Monday has always been the day of the week that separates the weekend from the work week.
On Monday, you leave home and go back to the office. Except now.
For me, my office is that section of my living room where the armoire sits. And going to work means opening the cabinet doors that hide the files, the computer, the printer and turning them on.
The first Monday of this adventure I relished.
I was living that after-the-weekend fantasy we all harbor. You know, the one where you hear the alarm go off on Monday morning and wish you did not have to get up.
Still, it was August, and vacation time, and lots of people take off on Mondays in the summer. So, it didn’t feel that different. Not yet. The significance of Mondays in my new world had not sunk in. Mostly I felt like I was on that vacation I had planned to take all year and had not around gotten to.
And then Labor Day came.
The summer was officially over and everyone was back. To school. To work. To getting serious again.
That was the Monday it hit me.
Things were different now. Everyone had someplace they had to be. I did too, but apparently, I was already there.
Mondays were always an important day to me.
That was the day to plan the week, to assess what needed to get done, and to take care of that pile from last Friday I said could wait until after the weekend. What I wasn’t prepared for was that working on my own, writing, it was more important that Mondays were productive than ever. If on Monday I did not feel like I had made some progress there was no hope for the week. It would slip away from me.

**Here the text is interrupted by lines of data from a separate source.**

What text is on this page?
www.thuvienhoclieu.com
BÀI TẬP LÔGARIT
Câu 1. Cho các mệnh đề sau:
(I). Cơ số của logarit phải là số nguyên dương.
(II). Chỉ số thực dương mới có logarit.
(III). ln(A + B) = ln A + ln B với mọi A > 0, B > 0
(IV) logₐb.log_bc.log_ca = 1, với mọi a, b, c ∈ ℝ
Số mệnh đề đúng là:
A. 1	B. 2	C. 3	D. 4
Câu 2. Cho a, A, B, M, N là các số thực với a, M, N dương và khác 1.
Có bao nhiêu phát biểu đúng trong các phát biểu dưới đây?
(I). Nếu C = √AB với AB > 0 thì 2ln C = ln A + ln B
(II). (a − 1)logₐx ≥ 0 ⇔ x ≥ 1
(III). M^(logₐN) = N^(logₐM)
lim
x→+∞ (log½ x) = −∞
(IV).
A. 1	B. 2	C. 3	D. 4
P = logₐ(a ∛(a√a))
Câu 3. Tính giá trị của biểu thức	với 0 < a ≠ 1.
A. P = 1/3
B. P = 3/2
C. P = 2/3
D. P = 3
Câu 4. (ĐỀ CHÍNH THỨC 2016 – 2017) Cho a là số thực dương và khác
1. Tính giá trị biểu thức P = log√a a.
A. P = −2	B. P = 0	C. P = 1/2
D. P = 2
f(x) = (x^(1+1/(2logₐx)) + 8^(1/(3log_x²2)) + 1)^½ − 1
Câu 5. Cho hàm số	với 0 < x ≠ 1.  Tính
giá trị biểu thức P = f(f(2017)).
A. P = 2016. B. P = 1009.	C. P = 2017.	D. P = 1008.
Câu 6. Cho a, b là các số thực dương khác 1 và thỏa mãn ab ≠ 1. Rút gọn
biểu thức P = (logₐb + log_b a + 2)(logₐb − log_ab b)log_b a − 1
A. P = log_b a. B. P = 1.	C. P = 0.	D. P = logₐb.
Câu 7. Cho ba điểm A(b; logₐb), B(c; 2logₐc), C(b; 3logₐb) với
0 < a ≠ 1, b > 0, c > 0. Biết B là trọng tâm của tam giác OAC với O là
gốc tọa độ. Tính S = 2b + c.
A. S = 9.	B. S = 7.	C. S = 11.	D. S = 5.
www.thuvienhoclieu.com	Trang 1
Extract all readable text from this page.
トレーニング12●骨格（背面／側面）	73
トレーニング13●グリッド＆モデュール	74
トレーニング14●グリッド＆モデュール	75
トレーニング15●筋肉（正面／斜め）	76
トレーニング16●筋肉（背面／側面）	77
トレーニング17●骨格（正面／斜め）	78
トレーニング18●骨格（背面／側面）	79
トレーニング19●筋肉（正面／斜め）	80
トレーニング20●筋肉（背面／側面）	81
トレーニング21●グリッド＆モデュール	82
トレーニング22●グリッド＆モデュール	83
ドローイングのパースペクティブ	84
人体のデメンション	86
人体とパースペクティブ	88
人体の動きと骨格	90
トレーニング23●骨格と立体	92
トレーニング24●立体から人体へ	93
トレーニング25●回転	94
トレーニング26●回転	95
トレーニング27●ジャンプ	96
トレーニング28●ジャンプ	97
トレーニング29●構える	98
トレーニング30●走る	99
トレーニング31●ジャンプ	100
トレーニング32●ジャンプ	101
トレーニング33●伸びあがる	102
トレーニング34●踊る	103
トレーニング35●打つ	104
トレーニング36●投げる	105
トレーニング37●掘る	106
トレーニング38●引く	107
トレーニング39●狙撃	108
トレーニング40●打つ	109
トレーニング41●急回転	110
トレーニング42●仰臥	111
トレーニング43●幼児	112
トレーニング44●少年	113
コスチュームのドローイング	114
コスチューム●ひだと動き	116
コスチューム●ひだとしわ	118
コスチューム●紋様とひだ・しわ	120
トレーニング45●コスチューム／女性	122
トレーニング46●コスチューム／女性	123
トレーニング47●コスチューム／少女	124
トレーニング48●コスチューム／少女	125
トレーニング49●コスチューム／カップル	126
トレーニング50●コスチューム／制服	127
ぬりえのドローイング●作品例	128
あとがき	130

I’m a bit superstitious. It’s the Greek in me.
My Monday superstition has always been that if I can complete the entire New York Times Crossword, the easiest one of the bunch, it’s going to be a good week. Now I have a new superstition. If Monday is productive, if I get some good writing done, the rest of the week will flow easily.
So, Mondays have become the day to plan and satisfy my Type A business side.
Plot a schedule for my writing. Time to blog. Time to work on the novel. Look at the calendar. See what’s already planned. Check-in with my agent. Create my to-do lists. Because if I don’t, the day gets away from me. I water plants, do laundry, sip some tea, nap, read a magazine, and put off the writing for later. And if Monday slips away, as my superstition goes, so goes the week.
Discipline is important.
You can’t produce without some discipline. As much as it is my right brain that kicks in when I am in the zone, my left brain is there to make sure I show up. Writing is a muscle that needs to be exercised like any other. Practice makes you better. Practice requires discipline. Mondays are for planning my discipline.
So here it is Monday again.
A short week with the Thanksgiving holiday. That probably explains why I missed a few in the crossword today. There are only three days of work this week. Three days to be productive. So if I change my superstition rules a bit, (which being Greek, I am allowed to) and use the shortened week as an excuse for why I did not finish the whole puzzle, it is going to be a good week.